In meiner Nase ist das ein wahnsinnig einfacher, eindimensionaler Duft. Volle Zitrusfrucht und eine weiche Ambroxan-Basis. Bei Hitze eine unkomplizierte Erfrischung, aber als Parfum war mir das anfangs zu wenig, zu einfach, zu uninspiriert. Ich war also ein bisschen enttäuscht von meinem Blindbuy und die Flasche stand unbenutzt rum, und kippte ein paar mal um, weil sie so schlecht ausbalanciert ist und einen viel zu schmalen Boden hat.

Irgendwann habe ich mich mehr mit dem Thema layern beschäftigt und habe mich gefragt, wie ich meine grünen, erdigen Düfte ein wenig sommertauglicher machen kann. Und plötzlich war TB der am häufigsten genutzte Duft während des Sommers!
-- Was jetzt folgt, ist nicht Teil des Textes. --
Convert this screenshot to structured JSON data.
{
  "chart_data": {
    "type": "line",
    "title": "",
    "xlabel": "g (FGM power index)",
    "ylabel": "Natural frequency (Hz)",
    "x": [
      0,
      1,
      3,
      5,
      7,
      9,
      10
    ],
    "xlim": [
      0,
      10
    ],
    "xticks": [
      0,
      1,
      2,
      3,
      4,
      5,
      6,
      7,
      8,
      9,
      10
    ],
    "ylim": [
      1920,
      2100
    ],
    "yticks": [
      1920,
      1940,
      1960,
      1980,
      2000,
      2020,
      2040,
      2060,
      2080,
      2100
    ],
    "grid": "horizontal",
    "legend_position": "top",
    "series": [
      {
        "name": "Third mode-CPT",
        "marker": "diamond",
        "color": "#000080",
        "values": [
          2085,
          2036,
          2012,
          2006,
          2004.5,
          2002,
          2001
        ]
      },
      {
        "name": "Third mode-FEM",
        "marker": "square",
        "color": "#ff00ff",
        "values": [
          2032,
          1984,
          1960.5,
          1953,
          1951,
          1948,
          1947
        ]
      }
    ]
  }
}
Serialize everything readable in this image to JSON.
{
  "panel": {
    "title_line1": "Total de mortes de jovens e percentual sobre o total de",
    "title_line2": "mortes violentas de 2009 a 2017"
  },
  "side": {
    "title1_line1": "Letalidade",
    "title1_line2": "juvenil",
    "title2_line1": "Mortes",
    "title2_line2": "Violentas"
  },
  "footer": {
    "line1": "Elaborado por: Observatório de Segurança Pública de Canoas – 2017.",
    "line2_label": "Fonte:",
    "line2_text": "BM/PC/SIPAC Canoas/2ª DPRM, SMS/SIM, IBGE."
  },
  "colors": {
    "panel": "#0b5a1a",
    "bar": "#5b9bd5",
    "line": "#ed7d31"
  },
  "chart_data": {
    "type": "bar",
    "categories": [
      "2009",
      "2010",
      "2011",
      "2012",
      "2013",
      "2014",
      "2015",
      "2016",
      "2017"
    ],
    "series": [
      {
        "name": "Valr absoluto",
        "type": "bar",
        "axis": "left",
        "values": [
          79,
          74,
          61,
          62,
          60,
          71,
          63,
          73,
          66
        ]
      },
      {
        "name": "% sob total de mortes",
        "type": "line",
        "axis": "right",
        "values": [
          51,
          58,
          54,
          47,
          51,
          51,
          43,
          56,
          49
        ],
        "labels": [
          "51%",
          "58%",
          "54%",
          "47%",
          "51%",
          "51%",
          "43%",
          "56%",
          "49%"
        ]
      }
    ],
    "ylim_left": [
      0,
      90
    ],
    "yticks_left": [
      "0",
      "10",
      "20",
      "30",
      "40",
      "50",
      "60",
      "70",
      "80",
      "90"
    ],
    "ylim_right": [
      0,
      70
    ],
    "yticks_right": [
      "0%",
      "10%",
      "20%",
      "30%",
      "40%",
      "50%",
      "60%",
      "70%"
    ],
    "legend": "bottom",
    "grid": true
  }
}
Was für ein Comeback!

Seine Schlüsselqualifikation aus wuchtiger Zitruspower und einer Basis, die eine saubere Haut simuliert, ist der perfekte Extra-Kick für ein paar gute Allrounder. Ich layere den Duft am liebsten mit grünen Düften wie Rasasi Fattan pour Homme um etwas herber zu werden, Terre d'Hermes für Seriosität und Un Jardin sur le Nil um in die blumige, seifige, lebensfrohe Richtung zu gehen. Trotzdem ist durch die Turathi-Power die Mischung immer eine frische, sommerliche, starke Präsenz. Und inzwischen weiß ich die klar entschiedene Kraft von Turathi alleine auch zu schätzen. Manchmal ist weniger wirklich mehr. Morgens als erstes aufgelegt macht der Duft mich wach und glücklich. Bevor ich ich die Arbeit losfahre, überlege ich dann, ob ich einen Layer drüber legen will, oder heute einfach und minimalistisch unterwegs bin. TB hat mich gelehrt, dass ich mit mein Leben nicht unnötig kompliziert machen muss. Manchmal sind die einfachen Sachen die besten.

P/L und H/S sind so gut, dass man sich den tatsächlich als Blindbuy dazubestellen kann, wenn man auf seine Versandkosten kommen will, denn wenn im Sommer nichts passt, dann passt Turathi Blue immer.